The Nowhere Man
- Author: Kamala Markandaya
- Language: English
- Publisher: Allen Lane (UK)
- Publication date: 1972
- Publication place: India
- Media type: print

= The Nowhere Man (Kamala Markandaya novel) =

1972 English-language novel by Kamala Markandaya

The Nowhere Man is a 1972 English-language novel by Kamala Markandaya. It was Markandaya's seventh novel, and her own favourite.

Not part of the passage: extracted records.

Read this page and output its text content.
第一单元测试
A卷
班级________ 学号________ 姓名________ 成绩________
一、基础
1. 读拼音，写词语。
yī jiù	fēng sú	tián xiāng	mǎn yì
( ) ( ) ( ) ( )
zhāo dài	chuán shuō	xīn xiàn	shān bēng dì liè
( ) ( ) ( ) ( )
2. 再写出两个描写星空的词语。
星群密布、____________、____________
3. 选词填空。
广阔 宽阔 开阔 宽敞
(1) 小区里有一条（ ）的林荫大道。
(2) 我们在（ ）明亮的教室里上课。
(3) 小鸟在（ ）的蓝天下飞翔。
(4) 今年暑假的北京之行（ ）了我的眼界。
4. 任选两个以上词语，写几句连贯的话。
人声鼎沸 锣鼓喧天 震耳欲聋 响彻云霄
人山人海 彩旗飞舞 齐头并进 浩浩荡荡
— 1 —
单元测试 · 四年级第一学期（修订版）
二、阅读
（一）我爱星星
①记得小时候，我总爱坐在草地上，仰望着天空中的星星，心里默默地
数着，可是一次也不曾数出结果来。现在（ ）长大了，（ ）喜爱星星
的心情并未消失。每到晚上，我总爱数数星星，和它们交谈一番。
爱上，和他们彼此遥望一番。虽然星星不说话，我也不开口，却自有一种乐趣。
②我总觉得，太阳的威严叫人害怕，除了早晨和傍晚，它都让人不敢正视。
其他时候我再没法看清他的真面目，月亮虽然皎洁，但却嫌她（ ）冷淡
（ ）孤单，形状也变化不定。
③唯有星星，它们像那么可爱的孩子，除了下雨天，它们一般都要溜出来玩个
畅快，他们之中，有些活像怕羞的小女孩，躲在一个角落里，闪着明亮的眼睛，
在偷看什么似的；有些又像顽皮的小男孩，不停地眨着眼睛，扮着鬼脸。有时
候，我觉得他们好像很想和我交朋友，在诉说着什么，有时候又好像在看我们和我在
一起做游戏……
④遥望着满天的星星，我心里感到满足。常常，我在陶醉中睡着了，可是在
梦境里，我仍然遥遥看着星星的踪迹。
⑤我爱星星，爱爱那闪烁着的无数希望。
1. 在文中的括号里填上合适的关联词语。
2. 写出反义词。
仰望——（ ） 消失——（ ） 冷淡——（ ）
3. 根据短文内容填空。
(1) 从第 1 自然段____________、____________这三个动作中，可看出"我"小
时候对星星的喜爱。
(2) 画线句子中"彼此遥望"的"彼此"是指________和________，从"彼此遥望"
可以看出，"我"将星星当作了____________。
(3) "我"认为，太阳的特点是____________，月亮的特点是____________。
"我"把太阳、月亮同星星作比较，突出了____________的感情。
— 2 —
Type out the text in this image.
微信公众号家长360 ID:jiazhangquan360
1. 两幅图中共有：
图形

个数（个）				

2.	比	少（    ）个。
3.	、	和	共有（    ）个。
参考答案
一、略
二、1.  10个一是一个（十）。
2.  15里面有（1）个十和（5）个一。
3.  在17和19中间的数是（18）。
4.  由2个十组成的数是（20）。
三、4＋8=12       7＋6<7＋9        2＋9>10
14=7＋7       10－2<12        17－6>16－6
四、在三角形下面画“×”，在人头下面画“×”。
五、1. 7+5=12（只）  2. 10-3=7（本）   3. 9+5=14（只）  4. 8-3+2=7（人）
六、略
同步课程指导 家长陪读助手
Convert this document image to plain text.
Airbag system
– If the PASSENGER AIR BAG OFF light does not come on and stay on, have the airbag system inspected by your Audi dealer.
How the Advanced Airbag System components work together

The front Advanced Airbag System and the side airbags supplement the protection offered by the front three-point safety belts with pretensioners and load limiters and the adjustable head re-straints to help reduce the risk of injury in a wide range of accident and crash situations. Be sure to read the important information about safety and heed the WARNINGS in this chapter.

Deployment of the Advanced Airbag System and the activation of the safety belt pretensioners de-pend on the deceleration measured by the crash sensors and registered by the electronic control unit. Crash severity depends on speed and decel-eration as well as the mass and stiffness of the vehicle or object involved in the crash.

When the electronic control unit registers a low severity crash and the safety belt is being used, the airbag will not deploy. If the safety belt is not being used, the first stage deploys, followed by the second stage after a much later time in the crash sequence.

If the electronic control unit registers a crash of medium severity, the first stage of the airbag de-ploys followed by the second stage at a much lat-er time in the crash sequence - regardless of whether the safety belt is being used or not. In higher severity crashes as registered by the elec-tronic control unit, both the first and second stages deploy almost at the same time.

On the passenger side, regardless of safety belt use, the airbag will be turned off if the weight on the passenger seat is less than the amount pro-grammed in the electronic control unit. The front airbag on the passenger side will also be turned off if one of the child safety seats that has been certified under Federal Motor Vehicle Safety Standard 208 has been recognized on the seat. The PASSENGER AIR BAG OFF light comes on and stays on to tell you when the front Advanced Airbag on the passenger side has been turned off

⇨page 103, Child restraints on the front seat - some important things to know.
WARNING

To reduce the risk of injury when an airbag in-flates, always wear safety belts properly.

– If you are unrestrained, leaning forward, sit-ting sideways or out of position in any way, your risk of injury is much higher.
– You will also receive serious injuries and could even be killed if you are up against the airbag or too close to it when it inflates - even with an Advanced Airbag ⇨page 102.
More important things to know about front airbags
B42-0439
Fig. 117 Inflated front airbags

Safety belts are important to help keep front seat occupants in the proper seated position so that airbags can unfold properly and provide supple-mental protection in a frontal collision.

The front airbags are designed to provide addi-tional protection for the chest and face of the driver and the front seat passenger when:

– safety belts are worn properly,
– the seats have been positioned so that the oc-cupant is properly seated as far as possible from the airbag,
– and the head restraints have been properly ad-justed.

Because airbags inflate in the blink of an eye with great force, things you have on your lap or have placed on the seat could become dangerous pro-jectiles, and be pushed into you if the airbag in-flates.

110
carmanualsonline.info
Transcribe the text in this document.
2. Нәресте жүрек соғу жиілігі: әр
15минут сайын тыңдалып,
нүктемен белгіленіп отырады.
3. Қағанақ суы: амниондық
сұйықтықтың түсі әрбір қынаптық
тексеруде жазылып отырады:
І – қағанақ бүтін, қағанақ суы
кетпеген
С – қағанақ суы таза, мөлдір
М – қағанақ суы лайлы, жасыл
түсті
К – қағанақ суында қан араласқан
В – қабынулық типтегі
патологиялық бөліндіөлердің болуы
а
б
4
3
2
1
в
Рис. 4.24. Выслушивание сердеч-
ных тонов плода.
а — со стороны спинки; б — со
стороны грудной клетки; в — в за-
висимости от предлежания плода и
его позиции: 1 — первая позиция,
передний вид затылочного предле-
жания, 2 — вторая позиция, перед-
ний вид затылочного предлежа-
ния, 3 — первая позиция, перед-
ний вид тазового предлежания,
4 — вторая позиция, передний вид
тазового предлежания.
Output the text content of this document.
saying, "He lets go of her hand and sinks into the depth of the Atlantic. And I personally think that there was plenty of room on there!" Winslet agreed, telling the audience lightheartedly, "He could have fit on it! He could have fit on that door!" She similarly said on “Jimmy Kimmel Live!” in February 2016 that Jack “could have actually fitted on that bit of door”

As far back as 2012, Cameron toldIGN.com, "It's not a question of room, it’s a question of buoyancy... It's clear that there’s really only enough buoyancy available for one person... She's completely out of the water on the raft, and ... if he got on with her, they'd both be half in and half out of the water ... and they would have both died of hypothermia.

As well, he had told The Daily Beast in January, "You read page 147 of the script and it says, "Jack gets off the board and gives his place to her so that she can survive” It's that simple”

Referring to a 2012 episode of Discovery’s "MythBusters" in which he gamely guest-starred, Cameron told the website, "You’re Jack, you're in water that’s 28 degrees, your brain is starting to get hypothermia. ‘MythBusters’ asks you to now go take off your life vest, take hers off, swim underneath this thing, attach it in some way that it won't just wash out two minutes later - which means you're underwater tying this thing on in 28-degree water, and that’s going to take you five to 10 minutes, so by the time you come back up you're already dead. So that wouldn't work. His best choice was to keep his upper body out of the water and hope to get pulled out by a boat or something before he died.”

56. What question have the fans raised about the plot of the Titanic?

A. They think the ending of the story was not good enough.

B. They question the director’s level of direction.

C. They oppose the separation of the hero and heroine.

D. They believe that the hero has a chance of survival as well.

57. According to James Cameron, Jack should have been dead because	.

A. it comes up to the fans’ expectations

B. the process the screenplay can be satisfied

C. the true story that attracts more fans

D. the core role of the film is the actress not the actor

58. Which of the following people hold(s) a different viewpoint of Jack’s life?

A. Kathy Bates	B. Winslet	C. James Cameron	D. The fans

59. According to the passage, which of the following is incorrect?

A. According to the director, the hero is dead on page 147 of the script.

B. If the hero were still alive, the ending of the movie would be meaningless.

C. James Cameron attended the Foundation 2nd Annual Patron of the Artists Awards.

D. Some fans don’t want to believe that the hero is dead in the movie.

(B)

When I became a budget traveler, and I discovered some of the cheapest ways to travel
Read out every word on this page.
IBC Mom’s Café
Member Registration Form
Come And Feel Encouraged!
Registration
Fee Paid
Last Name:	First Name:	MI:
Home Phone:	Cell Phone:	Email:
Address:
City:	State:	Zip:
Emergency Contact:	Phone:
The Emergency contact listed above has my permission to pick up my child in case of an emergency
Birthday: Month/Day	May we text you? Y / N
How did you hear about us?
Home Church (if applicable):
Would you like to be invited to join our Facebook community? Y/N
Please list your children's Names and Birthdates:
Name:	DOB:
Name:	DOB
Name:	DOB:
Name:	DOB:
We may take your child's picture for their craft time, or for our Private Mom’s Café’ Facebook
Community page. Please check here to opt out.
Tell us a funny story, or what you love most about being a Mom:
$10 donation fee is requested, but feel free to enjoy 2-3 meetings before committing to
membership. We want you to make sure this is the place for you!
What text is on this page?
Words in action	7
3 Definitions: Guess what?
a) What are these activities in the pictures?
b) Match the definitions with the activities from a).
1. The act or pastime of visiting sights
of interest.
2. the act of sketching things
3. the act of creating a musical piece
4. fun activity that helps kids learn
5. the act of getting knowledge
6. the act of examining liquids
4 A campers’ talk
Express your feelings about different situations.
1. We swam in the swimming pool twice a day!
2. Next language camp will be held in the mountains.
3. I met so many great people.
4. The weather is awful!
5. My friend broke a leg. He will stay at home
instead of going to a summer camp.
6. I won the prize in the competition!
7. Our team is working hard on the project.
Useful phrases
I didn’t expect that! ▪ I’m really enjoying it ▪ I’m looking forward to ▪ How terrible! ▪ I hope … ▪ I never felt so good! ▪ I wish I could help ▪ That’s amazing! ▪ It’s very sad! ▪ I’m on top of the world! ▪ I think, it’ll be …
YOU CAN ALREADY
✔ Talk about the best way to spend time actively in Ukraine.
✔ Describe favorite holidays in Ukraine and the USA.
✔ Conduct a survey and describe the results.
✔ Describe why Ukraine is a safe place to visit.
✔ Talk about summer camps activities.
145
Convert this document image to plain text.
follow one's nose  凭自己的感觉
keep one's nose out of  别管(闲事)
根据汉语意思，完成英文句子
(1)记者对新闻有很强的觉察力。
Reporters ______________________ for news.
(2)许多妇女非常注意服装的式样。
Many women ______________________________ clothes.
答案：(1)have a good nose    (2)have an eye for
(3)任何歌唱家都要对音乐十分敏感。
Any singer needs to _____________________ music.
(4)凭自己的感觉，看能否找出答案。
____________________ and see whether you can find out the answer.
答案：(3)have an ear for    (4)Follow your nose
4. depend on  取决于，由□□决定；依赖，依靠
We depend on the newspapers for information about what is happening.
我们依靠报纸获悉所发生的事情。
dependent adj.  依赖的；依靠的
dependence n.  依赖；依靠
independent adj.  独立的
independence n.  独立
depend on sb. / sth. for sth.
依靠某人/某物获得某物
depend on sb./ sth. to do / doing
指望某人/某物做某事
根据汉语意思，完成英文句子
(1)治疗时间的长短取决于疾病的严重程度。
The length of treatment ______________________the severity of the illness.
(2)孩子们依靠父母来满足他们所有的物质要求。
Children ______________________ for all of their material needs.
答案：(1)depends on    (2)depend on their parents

The novel is a tragedy of alienation, centred on the racism experienced by an elderly Brahmin, Srinivas, who has lived in London for decades.

==Plot==
Unlike her other novels, which were set mainly in India, The Nowhere Man is set in England, where Markandaya herself had been living since 1948. The novel's main protagonist, Srinivas, is an elderly spice importer who has lived in South London for almost fifty years, surviving his wife and one of his two sons. In the Britain of 1968, he now faces intensifying racism, reminding him of the slights he had once experienced as a university student in colonial India. As Srinivas slides into depression, the novel captures the cultural separation between first and second-generation immigrant generations: Srinivas's remaining son, Laxman, is impatient with and embarrassed by his father. For a while, Srinivas's self-belief is restored by a romantic relationship with Mrs Pickering, a down-at-heel divorcée, who moves into his house. However, their peace together is threatened by the racist hatred of their neighbours, to which they each find themselves reacting differently.

==Reception==
The Nowhere Man received relatively little attention at the time it was published. However, it was included in the Penguin India reprints of Markandaya's work, and in 2019 a new edition was published by Hope Road to launch their new imprint, Small Axes.

In 2022, the book was included on the "Big Jubilee Read" list of 70 books by Commonwealth authors, selected to celebrate the Platinum Jubilee of Elizabeth II.